There may be environments where nearly all the business logic gets handled in the stored procedures, which can lead to large and bulky stored procedures that are very difficult to handle. Alternatively, there could also be an environment where the business logic is handled in the application and the stored procedures perform the CRUD operations. In your environment, it is necessary to determine how the business logic and CRUD operations will be supported.
SQL views are virtual tables that can be a great way to optimize the database experience. Not only are views good for defining a table without using extra storage, but they also accelerate data analysis and can provide data with extra security.
Benefits of using views:
- Security - Views prevent someone from seeing the underlying tables and gives the DBA the option to expose only specific data to users while protecting other data simultaneously.

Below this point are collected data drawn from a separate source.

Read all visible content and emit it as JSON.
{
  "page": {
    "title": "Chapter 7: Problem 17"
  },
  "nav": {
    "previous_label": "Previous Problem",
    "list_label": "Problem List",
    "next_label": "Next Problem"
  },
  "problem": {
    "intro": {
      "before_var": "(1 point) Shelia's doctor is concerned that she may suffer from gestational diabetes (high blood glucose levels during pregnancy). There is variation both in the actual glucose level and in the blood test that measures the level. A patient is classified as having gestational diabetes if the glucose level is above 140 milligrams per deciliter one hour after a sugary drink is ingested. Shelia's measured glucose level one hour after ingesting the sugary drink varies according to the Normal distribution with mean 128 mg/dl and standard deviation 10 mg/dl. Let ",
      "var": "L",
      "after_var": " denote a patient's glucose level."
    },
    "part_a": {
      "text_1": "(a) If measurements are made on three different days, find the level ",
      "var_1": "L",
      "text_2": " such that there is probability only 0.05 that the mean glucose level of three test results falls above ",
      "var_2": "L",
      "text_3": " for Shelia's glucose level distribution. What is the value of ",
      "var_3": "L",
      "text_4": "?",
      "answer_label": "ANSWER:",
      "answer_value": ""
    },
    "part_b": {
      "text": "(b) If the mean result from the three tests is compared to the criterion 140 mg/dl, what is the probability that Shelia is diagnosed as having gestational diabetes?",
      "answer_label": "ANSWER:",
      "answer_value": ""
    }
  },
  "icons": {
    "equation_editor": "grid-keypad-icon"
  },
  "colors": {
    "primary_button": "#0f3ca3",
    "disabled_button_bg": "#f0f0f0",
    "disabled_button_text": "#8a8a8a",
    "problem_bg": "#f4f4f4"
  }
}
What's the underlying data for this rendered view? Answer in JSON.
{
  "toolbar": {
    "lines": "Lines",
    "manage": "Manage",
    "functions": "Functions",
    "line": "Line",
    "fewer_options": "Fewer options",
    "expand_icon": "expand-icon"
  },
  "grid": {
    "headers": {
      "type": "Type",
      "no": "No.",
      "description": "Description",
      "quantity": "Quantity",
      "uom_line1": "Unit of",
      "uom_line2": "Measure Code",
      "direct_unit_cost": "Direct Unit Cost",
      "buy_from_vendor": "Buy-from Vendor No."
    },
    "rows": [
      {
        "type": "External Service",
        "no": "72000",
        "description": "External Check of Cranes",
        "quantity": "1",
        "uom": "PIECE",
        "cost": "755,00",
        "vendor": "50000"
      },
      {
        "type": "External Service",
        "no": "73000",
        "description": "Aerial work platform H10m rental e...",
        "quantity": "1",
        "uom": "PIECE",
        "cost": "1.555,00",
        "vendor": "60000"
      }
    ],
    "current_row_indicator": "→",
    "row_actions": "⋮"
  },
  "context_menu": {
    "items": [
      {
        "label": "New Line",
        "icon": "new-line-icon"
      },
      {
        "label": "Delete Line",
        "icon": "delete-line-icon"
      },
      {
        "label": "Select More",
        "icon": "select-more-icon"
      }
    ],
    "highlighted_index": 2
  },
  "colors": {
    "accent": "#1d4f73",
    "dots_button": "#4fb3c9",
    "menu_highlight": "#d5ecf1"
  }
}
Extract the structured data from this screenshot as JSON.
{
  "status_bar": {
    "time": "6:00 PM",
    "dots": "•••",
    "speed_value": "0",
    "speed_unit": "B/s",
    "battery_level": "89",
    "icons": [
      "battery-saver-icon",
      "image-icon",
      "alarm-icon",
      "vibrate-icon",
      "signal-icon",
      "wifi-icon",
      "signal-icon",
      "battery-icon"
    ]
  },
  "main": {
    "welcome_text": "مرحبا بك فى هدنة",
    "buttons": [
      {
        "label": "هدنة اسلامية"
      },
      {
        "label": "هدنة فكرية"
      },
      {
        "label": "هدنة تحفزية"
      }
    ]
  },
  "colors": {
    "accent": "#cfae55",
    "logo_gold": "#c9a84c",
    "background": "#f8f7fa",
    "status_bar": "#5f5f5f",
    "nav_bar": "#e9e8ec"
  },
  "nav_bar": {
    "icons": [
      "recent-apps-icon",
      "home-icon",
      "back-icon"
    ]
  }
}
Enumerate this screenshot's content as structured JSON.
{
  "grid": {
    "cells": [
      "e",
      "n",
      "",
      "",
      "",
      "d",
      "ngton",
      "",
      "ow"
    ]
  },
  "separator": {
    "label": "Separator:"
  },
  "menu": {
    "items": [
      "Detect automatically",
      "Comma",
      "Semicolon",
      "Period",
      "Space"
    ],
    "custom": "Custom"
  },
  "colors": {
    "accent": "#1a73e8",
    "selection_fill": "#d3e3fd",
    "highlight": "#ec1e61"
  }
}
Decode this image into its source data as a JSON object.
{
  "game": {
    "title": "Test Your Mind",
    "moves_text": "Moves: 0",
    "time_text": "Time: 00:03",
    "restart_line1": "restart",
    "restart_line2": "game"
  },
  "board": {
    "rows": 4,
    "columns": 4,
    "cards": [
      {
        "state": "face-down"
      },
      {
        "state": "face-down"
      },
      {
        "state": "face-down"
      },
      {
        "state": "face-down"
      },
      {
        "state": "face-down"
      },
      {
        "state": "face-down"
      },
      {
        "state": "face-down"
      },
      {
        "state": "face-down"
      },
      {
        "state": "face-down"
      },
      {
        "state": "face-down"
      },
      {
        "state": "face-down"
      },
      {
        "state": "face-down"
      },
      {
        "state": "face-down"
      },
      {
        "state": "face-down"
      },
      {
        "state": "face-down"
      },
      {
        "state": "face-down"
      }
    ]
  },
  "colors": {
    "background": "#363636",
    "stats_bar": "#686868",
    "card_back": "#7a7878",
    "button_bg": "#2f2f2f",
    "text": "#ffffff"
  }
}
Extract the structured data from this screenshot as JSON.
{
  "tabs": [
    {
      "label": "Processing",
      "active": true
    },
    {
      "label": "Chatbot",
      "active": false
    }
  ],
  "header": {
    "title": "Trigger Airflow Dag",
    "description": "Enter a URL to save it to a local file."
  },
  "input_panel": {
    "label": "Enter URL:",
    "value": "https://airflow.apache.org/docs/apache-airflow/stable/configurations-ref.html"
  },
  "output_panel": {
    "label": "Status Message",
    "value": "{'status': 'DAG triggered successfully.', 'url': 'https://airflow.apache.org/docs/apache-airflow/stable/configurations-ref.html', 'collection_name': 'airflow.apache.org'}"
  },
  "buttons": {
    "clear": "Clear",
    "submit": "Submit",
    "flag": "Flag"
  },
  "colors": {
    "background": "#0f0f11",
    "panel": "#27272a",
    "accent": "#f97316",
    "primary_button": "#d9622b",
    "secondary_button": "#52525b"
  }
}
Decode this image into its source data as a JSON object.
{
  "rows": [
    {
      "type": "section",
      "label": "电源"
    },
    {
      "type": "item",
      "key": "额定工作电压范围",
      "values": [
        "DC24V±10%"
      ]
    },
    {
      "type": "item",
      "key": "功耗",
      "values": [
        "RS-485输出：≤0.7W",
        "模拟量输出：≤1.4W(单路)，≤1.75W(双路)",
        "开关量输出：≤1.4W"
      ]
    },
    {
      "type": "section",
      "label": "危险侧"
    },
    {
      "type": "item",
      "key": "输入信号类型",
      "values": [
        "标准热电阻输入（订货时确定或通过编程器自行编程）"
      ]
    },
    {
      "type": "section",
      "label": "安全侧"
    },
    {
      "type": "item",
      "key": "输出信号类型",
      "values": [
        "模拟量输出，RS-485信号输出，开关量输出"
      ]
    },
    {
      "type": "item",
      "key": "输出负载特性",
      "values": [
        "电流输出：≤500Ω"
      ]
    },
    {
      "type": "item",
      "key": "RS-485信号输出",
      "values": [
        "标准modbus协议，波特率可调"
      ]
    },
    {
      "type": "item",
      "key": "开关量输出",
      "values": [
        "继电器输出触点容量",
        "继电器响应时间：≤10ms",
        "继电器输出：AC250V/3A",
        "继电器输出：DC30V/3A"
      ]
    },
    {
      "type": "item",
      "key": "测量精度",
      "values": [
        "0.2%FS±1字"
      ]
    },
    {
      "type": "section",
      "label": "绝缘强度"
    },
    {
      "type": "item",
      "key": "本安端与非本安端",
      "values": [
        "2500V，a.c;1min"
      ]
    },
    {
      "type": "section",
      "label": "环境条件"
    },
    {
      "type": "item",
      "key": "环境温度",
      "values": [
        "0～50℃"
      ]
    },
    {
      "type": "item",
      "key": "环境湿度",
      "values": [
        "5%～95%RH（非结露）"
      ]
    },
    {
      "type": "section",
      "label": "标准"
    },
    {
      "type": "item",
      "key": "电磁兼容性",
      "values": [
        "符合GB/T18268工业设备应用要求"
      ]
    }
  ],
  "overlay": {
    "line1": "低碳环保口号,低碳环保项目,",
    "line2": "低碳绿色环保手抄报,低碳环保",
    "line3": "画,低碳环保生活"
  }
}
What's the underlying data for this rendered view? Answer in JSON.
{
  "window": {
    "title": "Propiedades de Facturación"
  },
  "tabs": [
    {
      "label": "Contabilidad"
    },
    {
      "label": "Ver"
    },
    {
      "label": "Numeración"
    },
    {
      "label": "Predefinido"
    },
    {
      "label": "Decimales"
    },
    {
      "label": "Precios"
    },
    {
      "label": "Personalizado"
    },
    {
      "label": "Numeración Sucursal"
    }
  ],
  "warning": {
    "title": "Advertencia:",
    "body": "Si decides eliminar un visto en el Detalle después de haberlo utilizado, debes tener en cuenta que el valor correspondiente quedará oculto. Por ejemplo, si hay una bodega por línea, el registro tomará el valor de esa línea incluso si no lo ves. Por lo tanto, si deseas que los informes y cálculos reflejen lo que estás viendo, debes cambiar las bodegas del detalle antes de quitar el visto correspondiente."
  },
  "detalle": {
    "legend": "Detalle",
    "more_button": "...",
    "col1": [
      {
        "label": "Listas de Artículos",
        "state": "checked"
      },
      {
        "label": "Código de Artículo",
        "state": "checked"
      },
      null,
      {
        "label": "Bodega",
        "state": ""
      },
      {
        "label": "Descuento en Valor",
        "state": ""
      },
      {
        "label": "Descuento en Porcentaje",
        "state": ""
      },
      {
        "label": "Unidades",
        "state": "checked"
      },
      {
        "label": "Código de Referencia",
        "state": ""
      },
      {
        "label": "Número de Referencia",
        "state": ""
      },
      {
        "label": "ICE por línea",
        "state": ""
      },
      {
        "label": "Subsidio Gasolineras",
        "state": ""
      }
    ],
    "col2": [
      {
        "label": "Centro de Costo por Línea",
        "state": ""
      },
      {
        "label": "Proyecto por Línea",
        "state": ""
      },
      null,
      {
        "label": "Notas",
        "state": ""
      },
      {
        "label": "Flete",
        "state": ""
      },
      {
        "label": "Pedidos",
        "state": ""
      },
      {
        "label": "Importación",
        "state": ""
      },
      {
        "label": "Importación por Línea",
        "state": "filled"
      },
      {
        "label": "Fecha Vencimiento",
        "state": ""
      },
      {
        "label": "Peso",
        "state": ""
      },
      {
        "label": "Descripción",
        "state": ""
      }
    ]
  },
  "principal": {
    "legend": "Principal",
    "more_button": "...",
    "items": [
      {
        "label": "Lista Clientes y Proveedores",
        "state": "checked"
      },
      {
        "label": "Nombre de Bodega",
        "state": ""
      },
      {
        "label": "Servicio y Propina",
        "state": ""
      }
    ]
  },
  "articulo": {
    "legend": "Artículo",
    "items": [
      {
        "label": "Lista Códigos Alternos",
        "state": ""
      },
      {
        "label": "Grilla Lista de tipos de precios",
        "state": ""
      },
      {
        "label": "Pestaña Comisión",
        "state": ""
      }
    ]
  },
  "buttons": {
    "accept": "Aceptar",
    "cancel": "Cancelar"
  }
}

- Simplicity - You can hide complicated queries behind views. They can be hidden from the person browsing the site, but you can reuse the queries easily.
- Column Name Simplification or Clarification - Using views, columns can be given aliases to make them more recognizable.
- Additional Options - Views can help you process more complex queries. They work in a "multi-level" query and often have more options than standard table queries.
Let us create a simple SELECT query that joins two tables together:
SELECT c.CompanyName , e.EmployeeName , e.ContactNo , e.Email FROM dbo.Companies c JOIN dbo.Employees e on e.CompID = c.ID;
Instead of running the whole SQL query (which can become very big), create a view to return the data.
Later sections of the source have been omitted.